近年の日本では、出生者と死亡者の均衡がとれ、小差はあるものの、いずれも毎年 約 120 万人前後だった。

♣ 総人口 1.2 億人のうち「毎年約 1 % の 120 万人が入れ替わり、100 年で一回りする」と理解すれば分かり易い。これは「逝った数だけ補充される 「健康な現象」 でああった 。「多死時代」 とか 「少死時代」 という表現はマスコミが煽っているだけで、何の騒動でもなかった。
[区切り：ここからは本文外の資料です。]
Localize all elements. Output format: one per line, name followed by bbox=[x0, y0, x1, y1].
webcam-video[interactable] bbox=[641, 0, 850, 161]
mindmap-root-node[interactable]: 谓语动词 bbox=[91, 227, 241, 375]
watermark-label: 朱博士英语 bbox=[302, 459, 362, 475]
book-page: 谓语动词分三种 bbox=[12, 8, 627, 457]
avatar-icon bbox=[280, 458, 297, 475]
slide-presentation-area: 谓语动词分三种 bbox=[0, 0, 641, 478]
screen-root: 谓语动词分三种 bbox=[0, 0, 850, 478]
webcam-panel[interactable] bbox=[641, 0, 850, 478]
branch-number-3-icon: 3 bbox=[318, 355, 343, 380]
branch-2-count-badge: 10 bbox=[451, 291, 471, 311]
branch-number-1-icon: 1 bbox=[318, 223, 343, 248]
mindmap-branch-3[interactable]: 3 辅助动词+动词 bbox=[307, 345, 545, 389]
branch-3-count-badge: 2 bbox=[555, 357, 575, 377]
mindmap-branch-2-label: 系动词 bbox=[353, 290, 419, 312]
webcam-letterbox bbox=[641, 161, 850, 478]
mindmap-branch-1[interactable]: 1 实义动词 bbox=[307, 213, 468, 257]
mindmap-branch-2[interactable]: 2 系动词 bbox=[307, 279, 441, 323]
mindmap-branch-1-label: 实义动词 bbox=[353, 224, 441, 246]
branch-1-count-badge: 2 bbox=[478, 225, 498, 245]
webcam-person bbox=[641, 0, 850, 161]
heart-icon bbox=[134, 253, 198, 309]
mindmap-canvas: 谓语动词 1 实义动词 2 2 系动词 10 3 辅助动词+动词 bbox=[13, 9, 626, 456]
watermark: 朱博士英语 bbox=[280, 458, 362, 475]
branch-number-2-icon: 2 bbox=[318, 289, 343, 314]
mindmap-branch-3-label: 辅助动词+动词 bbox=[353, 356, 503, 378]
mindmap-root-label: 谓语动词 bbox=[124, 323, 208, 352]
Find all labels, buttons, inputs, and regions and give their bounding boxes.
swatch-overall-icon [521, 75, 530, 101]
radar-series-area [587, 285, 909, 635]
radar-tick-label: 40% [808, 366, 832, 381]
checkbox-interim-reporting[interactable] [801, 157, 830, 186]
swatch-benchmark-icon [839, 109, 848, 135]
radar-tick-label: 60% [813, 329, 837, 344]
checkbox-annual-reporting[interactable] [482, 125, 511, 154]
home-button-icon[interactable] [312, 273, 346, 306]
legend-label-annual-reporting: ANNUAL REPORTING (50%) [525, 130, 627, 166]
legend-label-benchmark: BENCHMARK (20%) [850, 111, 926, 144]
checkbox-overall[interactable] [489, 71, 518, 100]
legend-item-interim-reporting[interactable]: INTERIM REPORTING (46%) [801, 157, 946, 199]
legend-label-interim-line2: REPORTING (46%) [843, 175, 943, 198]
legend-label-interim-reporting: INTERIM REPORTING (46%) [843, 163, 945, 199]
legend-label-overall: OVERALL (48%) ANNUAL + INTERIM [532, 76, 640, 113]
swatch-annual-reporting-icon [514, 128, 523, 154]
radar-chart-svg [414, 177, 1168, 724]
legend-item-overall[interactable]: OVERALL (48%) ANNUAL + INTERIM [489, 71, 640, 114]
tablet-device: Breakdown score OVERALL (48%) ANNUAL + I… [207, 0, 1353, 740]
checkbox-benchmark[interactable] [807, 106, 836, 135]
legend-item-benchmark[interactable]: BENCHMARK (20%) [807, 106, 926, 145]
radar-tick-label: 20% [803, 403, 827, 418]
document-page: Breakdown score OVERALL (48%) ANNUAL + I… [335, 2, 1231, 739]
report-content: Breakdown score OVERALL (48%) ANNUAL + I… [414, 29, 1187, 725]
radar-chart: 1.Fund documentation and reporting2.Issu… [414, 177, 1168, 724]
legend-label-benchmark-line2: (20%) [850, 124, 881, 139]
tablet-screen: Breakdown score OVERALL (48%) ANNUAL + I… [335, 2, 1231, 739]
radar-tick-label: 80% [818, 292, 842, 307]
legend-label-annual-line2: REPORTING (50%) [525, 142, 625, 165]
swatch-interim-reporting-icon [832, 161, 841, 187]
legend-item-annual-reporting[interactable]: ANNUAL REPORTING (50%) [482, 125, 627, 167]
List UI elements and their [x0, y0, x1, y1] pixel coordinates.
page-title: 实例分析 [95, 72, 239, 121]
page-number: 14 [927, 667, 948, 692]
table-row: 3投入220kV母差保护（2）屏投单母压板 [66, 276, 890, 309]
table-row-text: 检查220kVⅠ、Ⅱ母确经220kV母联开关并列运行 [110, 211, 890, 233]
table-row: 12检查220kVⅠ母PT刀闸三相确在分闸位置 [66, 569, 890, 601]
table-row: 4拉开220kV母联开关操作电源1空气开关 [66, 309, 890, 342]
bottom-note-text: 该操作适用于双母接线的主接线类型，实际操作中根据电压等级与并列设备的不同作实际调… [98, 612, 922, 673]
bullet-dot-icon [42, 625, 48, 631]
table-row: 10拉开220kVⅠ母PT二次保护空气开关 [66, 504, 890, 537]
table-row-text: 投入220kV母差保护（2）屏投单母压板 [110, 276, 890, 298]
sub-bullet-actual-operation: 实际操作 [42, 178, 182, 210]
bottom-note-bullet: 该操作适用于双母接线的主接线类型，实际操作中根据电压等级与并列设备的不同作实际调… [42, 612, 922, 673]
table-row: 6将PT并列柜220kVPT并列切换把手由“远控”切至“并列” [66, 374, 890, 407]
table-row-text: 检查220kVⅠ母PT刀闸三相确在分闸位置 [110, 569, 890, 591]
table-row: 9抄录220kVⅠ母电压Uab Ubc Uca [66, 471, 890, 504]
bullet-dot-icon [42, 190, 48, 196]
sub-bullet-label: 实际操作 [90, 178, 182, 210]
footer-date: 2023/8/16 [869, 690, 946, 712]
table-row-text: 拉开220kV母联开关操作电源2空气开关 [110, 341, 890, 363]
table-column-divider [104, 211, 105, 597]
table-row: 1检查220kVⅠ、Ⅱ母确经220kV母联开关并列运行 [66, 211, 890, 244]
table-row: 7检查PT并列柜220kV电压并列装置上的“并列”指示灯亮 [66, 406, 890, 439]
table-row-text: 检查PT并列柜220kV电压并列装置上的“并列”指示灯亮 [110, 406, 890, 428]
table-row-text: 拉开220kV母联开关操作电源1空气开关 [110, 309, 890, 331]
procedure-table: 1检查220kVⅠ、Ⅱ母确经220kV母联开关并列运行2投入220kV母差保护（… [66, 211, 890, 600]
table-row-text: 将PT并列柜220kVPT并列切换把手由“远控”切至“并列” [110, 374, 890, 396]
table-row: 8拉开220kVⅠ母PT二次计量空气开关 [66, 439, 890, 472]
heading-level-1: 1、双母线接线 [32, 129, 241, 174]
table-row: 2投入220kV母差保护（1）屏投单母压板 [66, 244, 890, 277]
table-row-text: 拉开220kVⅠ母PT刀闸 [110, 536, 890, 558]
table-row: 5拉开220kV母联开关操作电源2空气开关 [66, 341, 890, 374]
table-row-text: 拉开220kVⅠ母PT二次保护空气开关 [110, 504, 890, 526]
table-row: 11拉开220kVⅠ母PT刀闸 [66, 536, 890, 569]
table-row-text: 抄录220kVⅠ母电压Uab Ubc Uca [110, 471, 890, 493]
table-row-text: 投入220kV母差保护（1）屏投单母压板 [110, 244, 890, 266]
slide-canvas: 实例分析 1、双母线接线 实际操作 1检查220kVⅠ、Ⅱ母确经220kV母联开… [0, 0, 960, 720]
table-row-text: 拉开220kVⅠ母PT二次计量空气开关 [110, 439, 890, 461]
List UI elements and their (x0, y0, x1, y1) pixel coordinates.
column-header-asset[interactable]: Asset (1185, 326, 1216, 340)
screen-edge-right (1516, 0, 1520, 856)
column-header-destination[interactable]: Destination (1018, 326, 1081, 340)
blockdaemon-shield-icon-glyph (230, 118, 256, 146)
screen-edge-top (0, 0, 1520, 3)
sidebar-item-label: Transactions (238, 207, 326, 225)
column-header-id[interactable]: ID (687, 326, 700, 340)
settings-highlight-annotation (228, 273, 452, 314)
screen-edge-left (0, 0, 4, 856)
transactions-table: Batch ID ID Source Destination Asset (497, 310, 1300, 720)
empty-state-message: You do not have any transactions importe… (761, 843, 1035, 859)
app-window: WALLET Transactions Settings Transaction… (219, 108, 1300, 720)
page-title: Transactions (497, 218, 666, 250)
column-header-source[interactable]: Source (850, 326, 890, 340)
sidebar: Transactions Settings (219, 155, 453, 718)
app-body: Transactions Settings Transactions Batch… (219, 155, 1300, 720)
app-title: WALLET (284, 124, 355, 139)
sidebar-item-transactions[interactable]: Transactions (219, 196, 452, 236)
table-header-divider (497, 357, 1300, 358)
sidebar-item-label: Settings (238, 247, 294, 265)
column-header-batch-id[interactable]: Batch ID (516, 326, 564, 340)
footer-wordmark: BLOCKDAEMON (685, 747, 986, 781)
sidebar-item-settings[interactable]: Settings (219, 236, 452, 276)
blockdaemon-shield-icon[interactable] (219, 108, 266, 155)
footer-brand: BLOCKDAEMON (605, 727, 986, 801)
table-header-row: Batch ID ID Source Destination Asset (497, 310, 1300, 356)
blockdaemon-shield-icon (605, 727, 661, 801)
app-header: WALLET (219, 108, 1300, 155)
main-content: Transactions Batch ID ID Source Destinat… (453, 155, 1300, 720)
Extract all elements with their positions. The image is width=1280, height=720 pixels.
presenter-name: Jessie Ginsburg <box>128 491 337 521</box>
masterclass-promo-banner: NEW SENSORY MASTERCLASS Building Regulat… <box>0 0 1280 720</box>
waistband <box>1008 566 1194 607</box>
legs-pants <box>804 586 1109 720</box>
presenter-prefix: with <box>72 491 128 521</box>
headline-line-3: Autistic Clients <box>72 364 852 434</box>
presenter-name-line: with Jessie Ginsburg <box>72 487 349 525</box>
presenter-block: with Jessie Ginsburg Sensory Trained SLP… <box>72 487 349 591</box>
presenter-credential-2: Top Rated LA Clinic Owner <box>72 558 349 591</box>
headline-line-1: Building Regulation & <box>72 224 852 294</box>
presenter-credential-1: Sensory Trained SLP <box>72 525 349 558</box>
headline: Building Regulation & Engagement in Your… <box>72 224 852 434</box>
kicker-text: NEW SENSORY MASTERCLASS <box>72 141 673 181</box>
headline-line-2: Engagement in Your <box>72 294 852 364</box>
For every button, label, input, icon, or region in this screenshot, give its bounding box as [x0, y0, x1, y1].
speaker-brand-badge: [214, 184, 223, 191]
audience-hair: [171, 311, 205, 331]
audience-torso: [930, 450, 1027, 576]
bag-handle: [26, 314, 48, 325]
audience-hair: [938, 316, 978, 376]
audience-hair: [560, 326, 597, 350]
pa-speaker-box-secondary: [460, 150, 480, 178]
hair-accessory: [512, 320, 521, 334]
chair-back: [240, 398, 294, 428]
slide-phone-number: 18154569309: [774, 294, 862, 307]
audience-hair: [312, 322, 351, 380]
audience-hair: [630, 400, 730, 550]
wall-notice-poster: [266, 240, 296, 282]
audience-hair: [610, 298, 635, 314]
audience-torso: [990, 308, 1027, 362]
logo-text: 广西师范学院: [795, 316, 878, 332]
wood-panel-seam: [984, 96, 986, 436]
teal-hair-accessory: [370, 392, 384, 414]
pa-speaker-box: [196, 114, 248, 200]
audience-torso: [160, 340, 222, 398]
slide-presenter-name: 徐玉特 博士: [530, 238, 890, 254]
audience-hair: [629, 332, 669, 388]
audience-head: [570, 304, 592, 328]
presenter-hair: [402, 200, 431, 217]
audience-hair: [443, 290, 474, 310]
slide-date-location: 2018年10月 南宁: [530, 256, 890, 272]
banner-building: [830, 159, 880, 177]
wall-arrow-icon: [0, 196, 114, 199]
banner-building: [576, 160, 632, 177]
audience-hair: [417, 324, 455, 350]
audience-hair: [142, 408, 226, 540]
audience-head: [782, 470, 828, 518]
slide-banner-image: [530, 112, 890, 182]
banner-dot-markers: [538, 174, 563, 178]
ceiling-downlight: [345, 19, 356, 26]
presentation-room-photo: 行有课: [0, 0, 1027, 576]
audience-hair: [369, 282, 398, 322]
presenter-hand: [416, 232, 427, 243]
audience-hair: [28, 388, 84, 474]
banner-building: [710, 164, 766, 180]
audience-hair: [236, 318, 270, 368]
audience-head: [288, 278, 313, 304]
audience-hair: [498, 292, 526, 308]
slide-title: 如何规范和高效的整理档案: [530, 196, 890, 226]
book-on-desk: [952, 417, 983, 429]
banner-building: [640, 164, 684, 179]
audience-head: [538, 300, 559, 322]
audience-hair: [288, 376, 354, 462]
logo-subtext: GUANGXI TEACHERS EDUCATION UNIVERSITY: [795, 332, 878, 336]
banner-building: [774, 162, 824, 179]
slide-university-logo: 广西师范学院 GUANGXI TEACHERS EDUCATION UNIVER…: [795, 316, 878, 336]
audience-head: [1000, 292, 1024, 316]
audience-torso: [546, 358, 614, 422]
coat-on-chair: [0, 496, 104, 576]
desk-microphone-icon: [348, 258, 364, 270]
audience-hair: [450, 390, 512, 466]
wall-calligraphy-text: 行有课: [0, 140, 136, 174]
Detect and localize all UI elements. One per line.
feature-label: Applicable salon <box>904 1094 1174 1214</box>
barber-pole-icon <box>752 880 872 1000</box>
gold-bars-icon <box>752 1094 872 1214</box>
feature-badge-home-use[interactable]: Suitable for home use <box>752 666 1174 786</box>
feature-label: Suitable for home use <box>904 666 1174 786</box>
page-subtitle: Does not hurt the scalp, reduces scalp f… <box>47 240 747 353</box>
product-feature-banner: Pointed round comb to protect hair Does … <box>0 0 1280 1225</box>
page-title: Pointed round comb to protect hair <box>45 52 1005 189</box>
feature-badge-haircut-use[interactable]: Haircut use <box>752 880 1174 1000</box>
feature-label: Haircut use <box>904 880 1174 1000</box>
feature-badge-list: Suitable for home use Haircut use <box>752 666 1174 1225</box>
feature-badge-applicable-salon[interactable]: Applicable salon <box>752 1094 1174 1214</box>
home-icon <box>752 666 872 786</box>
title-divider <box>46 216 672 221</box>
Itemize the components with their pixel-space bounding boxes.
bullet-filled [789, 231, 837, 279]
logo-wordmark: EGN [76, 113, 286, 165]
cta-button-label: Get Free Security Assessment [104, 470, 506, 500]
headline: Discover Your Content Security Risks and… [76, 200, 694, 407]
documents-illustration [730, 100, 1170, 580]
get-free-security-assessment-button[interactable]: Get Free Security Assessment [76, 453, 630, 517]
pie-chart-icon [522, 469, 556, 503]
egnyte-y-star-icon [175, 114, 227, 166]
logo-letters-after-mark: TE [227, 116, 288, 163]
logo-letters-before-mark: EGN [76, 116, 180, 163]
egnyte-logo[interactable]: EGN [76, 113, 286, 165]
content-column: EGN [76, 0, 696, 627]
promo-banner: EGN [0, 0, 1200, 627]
♣ そして 老人の逝き場所 は、60 年前までは先祖代々の習慣通り、在宅以外はほとんど考えられなかった(病院・自宅の比率が「1 割: 9 割」 、図 1 )。ところが、バブルの真っ盛りの 1970 年代、在宅死は著しく減って日本人の多くは病院で死を迎えるように生活スタイルが一変し、逝き場所は 在宅:病院の比率が「 5 割: 5 割」に転じた。

どこで逝きたいの?

♣ さらに、その 20 年後の介護保険が始まった 2000 年には 想像を絶する比率、つまり在宅死が著しく減って、病院:在宅の比率が「9割: 1 割」へ、つまり 60 年前の比率の裏返しになり、日本の老人は ‘主に’ 病院で逝く社会になってしまった。ほんの半世紀の間で、天 と地が入れ替わるほどの変化 ! ここに 日本社会の病理 がある訳であって、このことは後半で検討しよう。

♣ なぜ老人は自宅で逝かななくなったのか? 厚労省はこの傾向を不満とし、在宅死は新しく 4 割を目標に増やさなければ、病院が満員となって、「年寄りの逝き場所が確保できなくなる」と考え、看取りの場所を自宅へ戻すよう誘導した。その根拠として、(イ) 成人を対象にしたアンケートで 6 割の人々が自宅で逝きたい、(ロ) 厚労省のガン終末期アンケートで、自宅で逝きたい人も 6 割であった。よって、自宅死の割合を 4 割程度に設定しよう、というものである。

♣ しかし、肝心の 「老人」 はどこで逝きたいと思うのだろうか? ――そんなデータはない。ただ言える事は、自宅死を勧められても、現実には不可能であろう。その 理由を四つ ほど述べれば:―― 一人暮らしは 40 年まえから 7 倍も増えたし、今後も女性を中心にどんどん増える (図 2 ) 。女性は男性より長生きだから、それは避けられないけれど、どうしたら一人暮らしの女性は自宅で逝けるのだろう?

どこで死にたいの?

男女共、本当の希望は自宅で看取られたいが、少ない人手間を考えて 家族に気兼ねする。

また、近年の病院死では、自宅ではできないような 「延命の儀式・処置」 が輻輳し、何となく 気が休まる。これは 「薬石 (やくせき) 効なく死に至った」 という安堵感に繋がる。

しかし最大の理由は、なにせ保険が効くので病院は 「自宅の見送りに比べれば 著しく安あがり」 、その上 「世間体」 も悪くないから人気が高い、のである。特に近年、死が近づくと 「検査や治療処置」 は控えられ、医療費は主に「観察代」だけの少額になるのも有難い。

♣ 他方、病院は「病気を治す場所であって、逝く場所ではない ! 」 と説明されているし、病院での老衰死は “自粛” されるべきだ、という主張もあり、これは もっともなことである。だが、ここにこそ 隠された問題があるのではないか?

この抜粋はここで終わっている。